Glass évoque les tourments de Virginia Woolf dans 'Vanessa and the Changelings' à l'aide des cordes dont le classicisme d'écriture semble déjà plus proche ici du caractère affecté de certaines pièces romantiques du 19ème siècle, un classicisme qui renvoie inévitablement au classicisme de la structure narrative du film. Glass évoque alors Laura Brown dans 'I'm Going to Make a Cake' avec un ostinato de cordes et un piano solitaire, les cordes répétitives faisant régner ici une certaine gravité amère et profondément triste évoquant la dépression de Laura. C'est avec une certaine poésie que Philip Glass fait ainsi ressortir l'émotion des trois personnages principaux tout en apportant au film une même poésie qui rejoint la qualité du jeu des actrices et de la mise en scène. On appréciera par exemple la réutilisation du thème principal dans 'Dead Things' pour la scène émouvante avec Virginia et l'oiseau mort. Il y a dans cette musique une sorte de quiétude quasi envoûtante, une lenteur toute en retenue et affectée, que Philip Glass ancre au plus profond des images du long-métrage et ce jusqu'à la fin du film. A l'aide d'arpèges de piano et de cordes répétitives évoquant par moment Michael Nyman, Glass évoque dans 'Kiss' la quête de soi des trois principales protagonistes qui se cherchent sans savoir où elles vont. Le caractère grave de 'Why Does Someone Have to Die?' nous renvoie à son tour aux tourments de l'écrivaine anglaise au centre de cette histoire tandis que 'Escape!' apporte de nouveau une certaine tristesse toute en retenue avec cordes et piano lorsque Virginia s'échappe de sa banlieue de Richmond avant d'être rattrapé par son mari Leonard, qui ne sait plus ce qu'il doit faire pour tenter d'apaiser sa dépression et sa souffrance. Seule ombre au tableau, on pourra regretter le fait que la plupart de la musique écrite par Glass pour 'The Hours' soit en fait empruntée à bon nombre d'oeuvres précédentes du compositeur, comme 'I'm Going to Make a Cake' basé sur un thème de la scène 3 de l'Acte II de l'opéra 'Satyagraha' de Glass, 'Escape' basé sur un thème de 'Metamorphosis II' de l'album 'Solo Piano' du même compositeur, ou 'Tearing Herself Away' tiré de 'Islands' de l'album 'Glassworks'.

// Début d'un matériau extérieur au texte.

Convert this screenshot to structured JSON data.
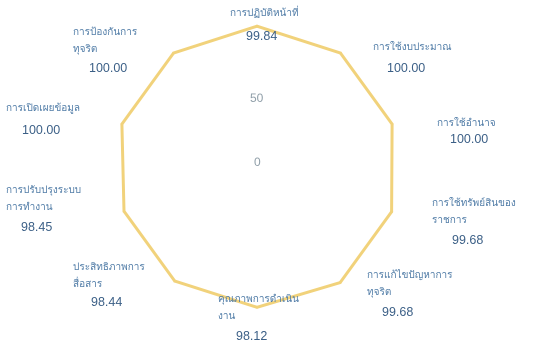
{
  "chart_data": {
    "type": "radar",
    "series_color": "#f1d27b",
    "label_color": "#4f7ba6",
    "value_color": "#3b5f86",
    "scale_ticks": [
      "50",
      "0"
    ],
    "scale_max": 100,
    "categories": [
      {
        "name": [
          "การปฏิบัติหน้าที่"
        ],
        "value": "99.84"
      },
      {
        "name": [
          "การใช้งบประมาณ"
        ],
        "value": "100.00"
      },
      {
        "name": [
          "การใช้อำนาจ"
        ],
        "value": "100.00"
      },
      {
        "name": [
          "การใช้ทรัพย์สินของ",
          "ราชการ"
        ],
        "value": "99.68"
      },
      {
        "name": [
          "การแก้ไขปัญหาการ",
          "ทุจริต"
        ],
        "value": "99.68"
      },
      {
        "name": [
          "คุณภาพการดำเนิน",
          "งาน"
        ],
        "value": "98.12"
      },
      {
        "name": [
          "ประสิทธิภาพการ",
          "สื่อสาร"
        ],
        "value": "98.44"
      },
      {
        "name": [
          "การปรับปรุงระบบ",
          "การทำงาน"
        ],
        "value": "98.45"
      },
      {
        "name": [
          "การเปิดเผยข้อมูล"
        ],
        "value": "100.00"
      },
      {
        "name": [
          "การป้องกันการ",
          "ทุจริต"
        ],
        "value": "100.00"
      }
    ]
  }
}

Partition intimiste et répétitive, 'The Hours' nous prouve à quel point Philip Glass possède un talent certain pour évoquer l'émotion et les sentiments à travers des structures musicales simples et répétitives avec peu de moyens. Dans 'The Hours', il fait ressortir toute la mélancolie et l'amertume des trois héroïnes du film et les transcrit le plus simplement du monde à travers sa formation pour quatuor à cordes et piano. Il paraît dès lors évident que ceux qui sont allergiques au style minimaliste et répétitif de Philip Glass risquent d'avoir du mal à apprécier 'The Hours' à sa juste valeur, mais nul ne peut nier que le compositeur a apporter une certaine poésie au film de Stephen Daldry, une poésie discrète mais réelle, et ce même si l'on pourra reprocher l'abondance de musique dans le film et son caractère extrêmement monotone. Effectivement, chaque morceau semble faire redondance par rapport au morceau précédent, créant une oeuvre continue sans relief, sans accident, sans changement. La monotonie de cette musique peut ainsi autant jouer en sa faveur qu'en sa défaveur, car, en dehors des images, il paraît évident que la musique de Glass survit difficilement à cause de son caractère plat et monotone. Néanmoins, il serait injuste de s'arrêter à ce seul élément et ne pas voir dans 'The Hours' une BO simple et émouvante pour un film de très grande qualité!